The KRAS-mutant tumors exhibit mutation-specific TMEs, primarily accounting for the heterogeneity of anti-tumor responses of immunotherapy in KRAS-mutant tumors. The present review expounded on the diverse immune-related molecules and inflammatory factors regulated by KRAS which irreversibly affect the TME and the direct effects of KRAS-downstream signaling on tumorigenesis. The reviewed data indicate that activating KRAS mutations exert diverse effects on immune cells by modulating immune-related molecules, such as macrophage polarization and function, enhancing the differentiation of T cells to Treg-like cells, inhibiting T cytotoxicity, and accelerating T-cell exhaustion. Moreover, KRAS remodels the immune microenvironment by influencing tumor metabolism, an important route for immunomodulation. Metabolite accumulation in the TME induces genome destabilization and the occurrence of mutations, such as the KRAS mutation.
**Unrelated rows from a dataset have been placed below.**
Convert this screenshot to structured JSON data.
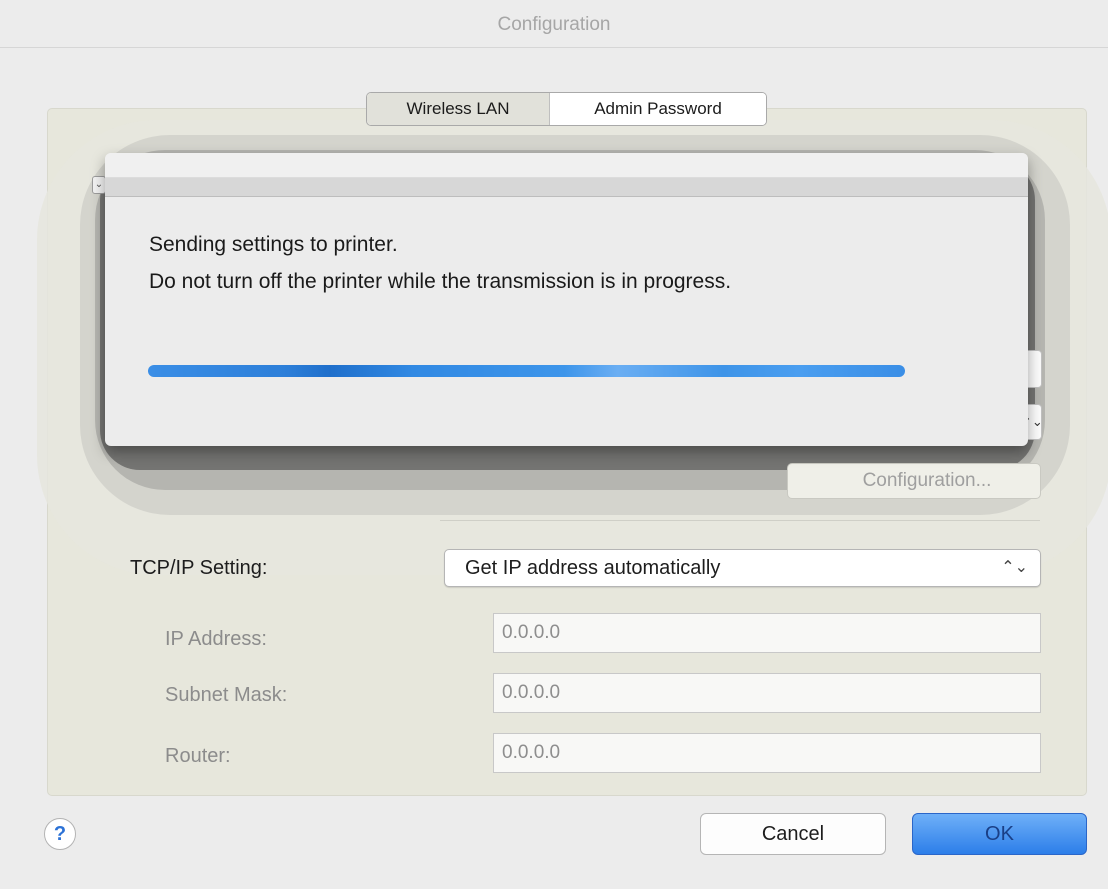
{
  "window": {
    "title": "Configuration"
  },
  "tabs": [
    {
      "label": "Wireless LAN",
      "selected": true
    },
    {
      "label": "Admin Password",
      "selected": false
    }
  ],
  "background_controls": {
    "configuration_button_label": "Configuration...",
    "stepper_glyph": "⌃⌄"
  },
  "sheet": {
    "message_line1": "Sending settings to printer.",
    "message_line2": "Do not turn off the printer while the transmission is in progress."
  },
  "tcpip": {
    "label": "TCP/IP Setting:",
    "selected_option": "Get IP address automatically",
    "ip_label": "IP Address:",
    "ip_value": "0.0.0.0",
    "subnet_label": "Subnet Mask:",
    "subnet_value": "0.0.0.0",
    "router_label": "Router:",
    "router_value": "0.0.0.0"
  },
  "footer": {
    "help_glyph": "?",
    "cancel_label": "Cancel",
    "ok_label": "OK"
  },
  "colors": {
    "accent_blue": "#2c7ee9",
    "panel_bg": "#e7e7dc"
  },
  "icons": [
    "help-icon",
    "stepper-arrows-icon",
    "chevron-down-icon"
  ]
}
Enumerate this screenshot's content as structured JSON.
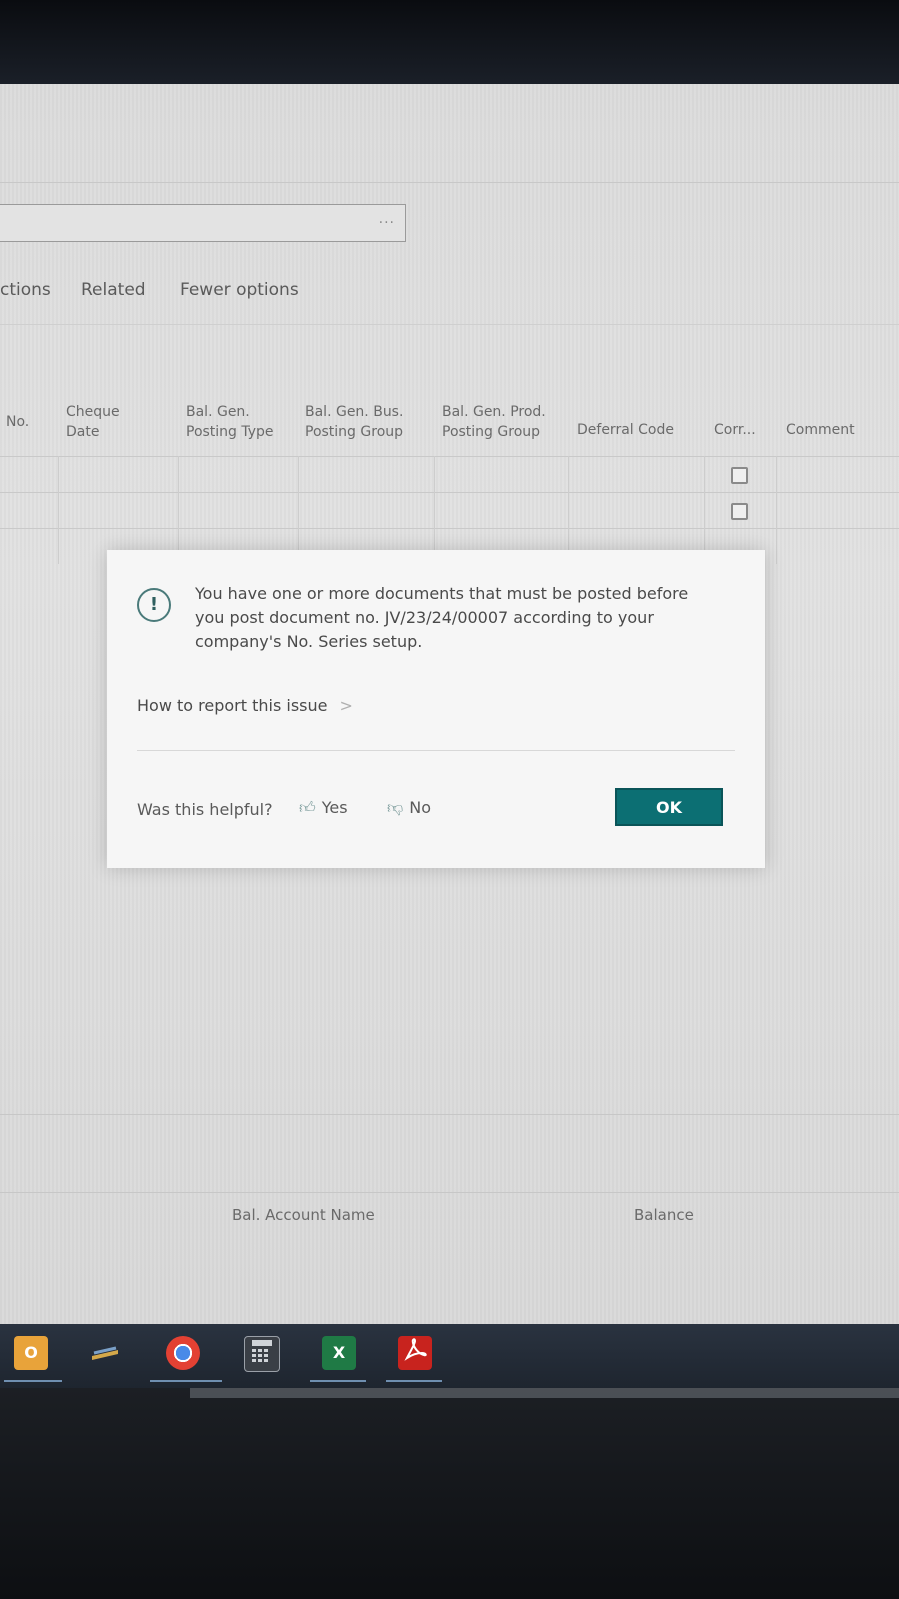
{
  "search": {
    "ellipsis": "..."
  },
  "actions": [
    {
      "label": "ctions"
    },
    {
      "label": "Related"
    },
    {
      "label": "Fewer options"
    }
  ],
  "columns": [
    {
      "label": "No."
    },
    {
      "label": "Cheque Date"
    },
    {
      "label": "Bal. Gen. Posting Type"
    },
    {
      "label": "Bal. Gen. Bus. Posting Group"
    },
    {
      "label": "Bal. Gen. Prod. Posting Group"
    },
    {
      "label": "Deferral Code"
    },
    {
      "label": "Corr..."
    },
    {
      "label": "Comment"
    }
  ],
  "dialog": {
    "icon": "!",
    "message": "You have one or more documents that must be posted before you post document no. JV/23/24/00007 according to your company's No. Series setup.",
    "report_link": "How to report this issue",
    "helpful_label": "Was this helpful?",
    "yes_label": "Yes",
    "no_label": "No",
    "ok_label": "OK"
  },
  "summary": {
    "bal_account_name_label": "Bal. Account Name",
    "balance_label": "Balance"
  },
  "colors": {
    "ok_button": "#0c6f73",
    "taskbar": "#2a3340"
  }
}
KRAS activation regulates the expression of immune-related molecules, inflammatory signals, and metabolic pathways through direct or indirect cascading mechanisms, creating interdependent relationships. The aberrant expression of immune-related molecules establishes an “immune escape foundation”. The sustained release of inflammatory factors serves as the “driving force” for metabolic abnormalities. Meanwhile, the accumulation and exploitation of metabolic pathways offer the “microenvironmental support” for immune suppression and the maintenance of inflammation, which ultimately work synergically to drive the tumor immune microenvironment into a suppressive state in KRAS-mutant tumors. Remodeling immune cell characteristics and functions represents a promising approach to reshape the immune microenvironment of KRAS-mutant tumors. Therapeutic interventions targeting immune-related molecules and metabolism in KRAS-mutant tumors have huge potential, which need to be tested in future clinical studies.